Condenamos represión a manifestantes por la salud y educación en Honduras
Publicación: 03.Junio.2019

San José, 03 de junio de 2019.- Desde el Centro por la Justicia y el Derecho Internacional (CEJIL) hemos monitoreado las multitudinarias protestas en todo el país, convocadas por los gremios de salud y educación durante los últimos días y hasta la actualidad. En respuesta, hacemos pública nuestra preocupación por el uso excesivo de la fuerza por parte de las fuerzas de orden.

A partir de los registros gráficos y audiovisuales publicados por manifestantes y organizaciones, se observa el uso desproporcionado de gases lacrimógenos, disparos con armas de fuego, agresiones, campañas de desprestigio, entre otras acciones encaminadas a menguar la participación de defensores y defensoras de derechos humanos en las manifestaciones.

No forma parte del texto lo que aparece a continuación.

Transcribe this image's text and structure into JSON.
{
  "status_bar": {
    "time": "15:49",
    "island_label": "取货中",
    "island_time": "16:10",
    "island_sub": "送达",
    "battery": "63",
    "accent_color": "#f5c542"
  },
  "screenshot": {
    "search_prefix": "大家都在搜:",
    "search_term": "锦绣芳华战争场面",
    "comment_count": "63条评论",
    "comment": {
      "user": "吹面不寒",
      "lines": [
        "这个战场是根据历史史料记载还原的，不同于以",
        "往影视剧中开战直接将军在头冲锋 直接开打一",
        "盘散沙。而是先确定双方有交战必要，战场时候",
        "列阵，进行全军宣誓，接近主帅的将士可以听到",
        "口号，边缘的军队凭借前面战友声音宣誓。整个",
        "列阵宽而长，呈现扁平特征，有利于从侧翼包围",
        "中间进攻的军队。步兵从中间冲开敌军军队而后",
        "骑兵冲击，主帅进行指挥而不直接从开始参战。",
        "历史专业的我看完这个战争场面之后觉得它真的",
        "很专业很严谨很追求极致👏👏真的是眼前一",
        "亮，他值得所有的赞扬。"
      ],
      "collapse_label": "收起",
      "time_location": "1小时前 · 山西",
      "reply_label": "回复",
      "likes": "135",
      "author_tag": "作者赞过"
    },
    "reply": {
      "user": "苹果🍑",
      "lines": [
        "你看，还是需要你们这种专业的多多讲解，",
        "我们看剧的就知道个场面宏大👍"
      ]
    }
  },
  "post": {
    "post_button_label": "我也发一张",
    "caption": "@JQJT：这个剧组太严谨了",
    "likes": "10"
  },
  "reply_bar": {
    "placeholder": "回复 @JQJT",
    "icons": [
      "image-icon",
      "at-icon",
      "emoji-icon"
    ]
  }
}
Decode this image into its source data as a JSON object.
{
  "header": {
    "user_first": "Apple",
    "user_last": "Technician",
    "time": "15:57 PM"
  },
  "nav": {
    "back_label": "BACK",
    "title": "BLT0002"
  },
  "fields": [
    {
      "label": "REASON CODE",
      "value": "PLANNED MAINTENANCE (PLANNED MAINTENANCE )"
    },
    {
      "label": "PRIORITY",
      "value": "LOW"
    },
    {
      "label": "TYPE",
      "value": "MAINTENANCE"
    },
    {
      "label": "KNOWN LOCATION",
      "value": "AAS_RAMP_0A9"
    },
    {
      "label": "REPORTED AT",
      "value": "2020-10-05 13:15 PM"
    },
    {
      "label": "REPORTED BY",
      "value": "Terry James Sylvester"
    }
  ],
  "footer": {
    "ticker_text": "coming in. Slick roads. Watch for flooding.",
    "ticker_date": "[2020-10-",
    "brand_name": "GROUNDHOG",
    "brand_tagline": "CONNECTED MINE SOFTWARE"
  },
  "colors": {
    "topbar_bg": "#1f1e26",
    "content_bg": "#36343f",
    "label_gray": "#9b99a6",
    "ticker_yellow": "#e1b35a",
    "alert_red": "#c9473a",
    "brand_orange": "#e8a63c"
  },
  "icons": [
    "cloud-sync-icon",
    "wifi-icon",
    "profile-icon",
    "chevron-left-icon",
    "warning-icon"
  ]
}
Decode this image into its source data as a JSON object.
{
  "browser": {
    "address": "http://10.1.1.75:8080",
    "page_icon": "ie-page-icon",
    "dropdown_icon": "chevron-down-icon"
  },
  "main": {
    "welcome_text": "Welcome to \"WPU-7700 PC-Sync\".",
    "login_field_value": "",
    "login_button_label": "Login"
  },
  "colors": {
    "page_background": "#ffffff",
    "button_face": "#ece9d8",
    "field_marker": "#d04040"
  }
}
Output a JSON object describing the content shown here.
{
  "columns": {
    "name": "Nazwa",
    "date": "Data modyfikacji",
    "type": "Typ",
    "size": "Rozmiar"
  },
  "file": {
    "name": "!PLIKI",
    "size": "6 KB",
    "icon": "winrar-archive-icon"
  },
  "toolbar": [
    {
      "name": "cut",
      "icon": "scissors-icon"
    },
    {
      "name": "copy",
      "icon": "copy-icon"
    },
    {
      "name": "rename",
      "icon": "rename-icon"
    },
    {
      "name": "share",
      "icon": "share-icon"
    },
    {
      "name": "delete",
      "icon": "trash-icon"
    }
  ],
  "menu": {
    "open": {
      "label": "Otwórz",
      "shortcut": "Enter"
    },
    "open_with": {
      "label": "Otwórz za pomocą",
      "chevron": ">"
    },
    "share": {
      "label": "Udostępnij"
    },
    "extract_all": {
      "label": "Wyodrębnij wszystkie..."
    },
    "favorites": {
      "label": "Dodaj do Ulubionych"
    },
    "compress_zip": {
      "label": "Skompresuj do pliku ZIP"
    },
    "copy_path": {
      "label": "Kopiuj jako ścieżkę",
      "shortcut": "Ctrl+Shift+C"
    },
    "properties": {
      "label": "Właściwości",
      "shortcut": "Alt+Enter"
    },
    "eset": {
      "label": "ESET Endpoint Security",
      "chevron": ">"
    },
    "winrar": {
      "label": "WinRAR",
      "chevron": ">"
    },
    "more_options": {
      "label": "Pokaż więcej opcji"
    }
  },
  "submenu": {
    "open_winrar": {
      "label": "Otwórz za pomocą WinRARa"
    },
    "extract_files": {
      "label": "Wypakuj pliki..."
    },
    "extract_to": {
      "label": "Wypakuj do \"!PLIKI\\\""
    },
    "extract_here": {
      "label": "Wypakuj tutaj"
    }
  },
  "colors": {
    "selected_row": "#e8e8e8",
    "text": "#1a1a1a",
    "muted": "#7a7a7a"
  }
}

Recordamos que a fines de 2017 se vivió un contexto de crisis postelectoral, en donde también se exhibieron comportamientos estatales similares para reprimir a la disidencia política. Al respecto la Comisión Interamericana de Derechos Humanos (CIDH) ha sido enfática en que el considerado el uso de la fuerza es “un recurso último que, limitado cualitativa y cuantitativamente, (que) pretende impedir un hecho de mayor gravedad que el que provoca la reacción estatal”.

Asimismo, recordamos las recomendaciones realizadas al Estado por parte de la Oficina de la Alta Comisionada de Naciones Unidas para los Derechos Humanos (OACNUDH) durante la crisis post electoral. Particularmente, la relativa a la “(…) revisión de reglas de enfrentamiento para asegurar que las fuerzas del orden y las fuerzas de seguridad sólo utilicen la fuerza, en particular la fuerza letal, como último recurso, de conformidad a los principios de necesidad, precaución, proporcionalidad y legalidad, así como otras normas internacionales”.

Como organización que ha acompañado históricamente las demandas de la sociedad civil organizada, hacemos énfasis en que estos patrones de comportamiento, que se exhiben en las manifestaciones de los últimos días, sólo contribuyen a intensificar la polarización social y el descontento. 

De igual manera, la tipificación de delitos con intención de criminalizar a quienes ejercen su derecho a la protesta social, a través del nuevo Código Penal, sólo alienta un contexto más crítico para la garantía de derechos. En particular, nos preocupa lo dispuesto en el art. 28, que declara “responsabilidad penal en delitos cometidos a través de medios de difusión” y la redacción de los art. 573 (“desórdenes públicos”) y 587 (“asociación terrorista”).  

Al respecto, la CIDH ha señalado que la criminalización produce estigmatización, temor y puede resultar en el silencio de los reclamos y reivindicaciones, cuya expresión es fundamental en una democracia y Estado de Derecho.

Desde CEJIL exhortamos al Estado de Honduras, para que cumpla con sus obligaciones en materia de derechos humanos y prevenga cualquier tipo de acción que incurra en responsabilidad internacional. En esta línea, reiteramos el llamado al Estado para que garantice el derecho a la protesta, a la libertad de expresión y reunión pacífica y el derecho a defender derechos humanos.

A su vez, instamos a los órganos regionales y universales de derechos humanos, así como a la comunidad internacional a mantenerse vigilantes y pronunciarse. Por último, manifestamos nuestra solidaridad con las y los hondureños, que pacíficamente ejercen su derecho a protestar por el respeto a sus derechos y la construcción de una sociedad más justa.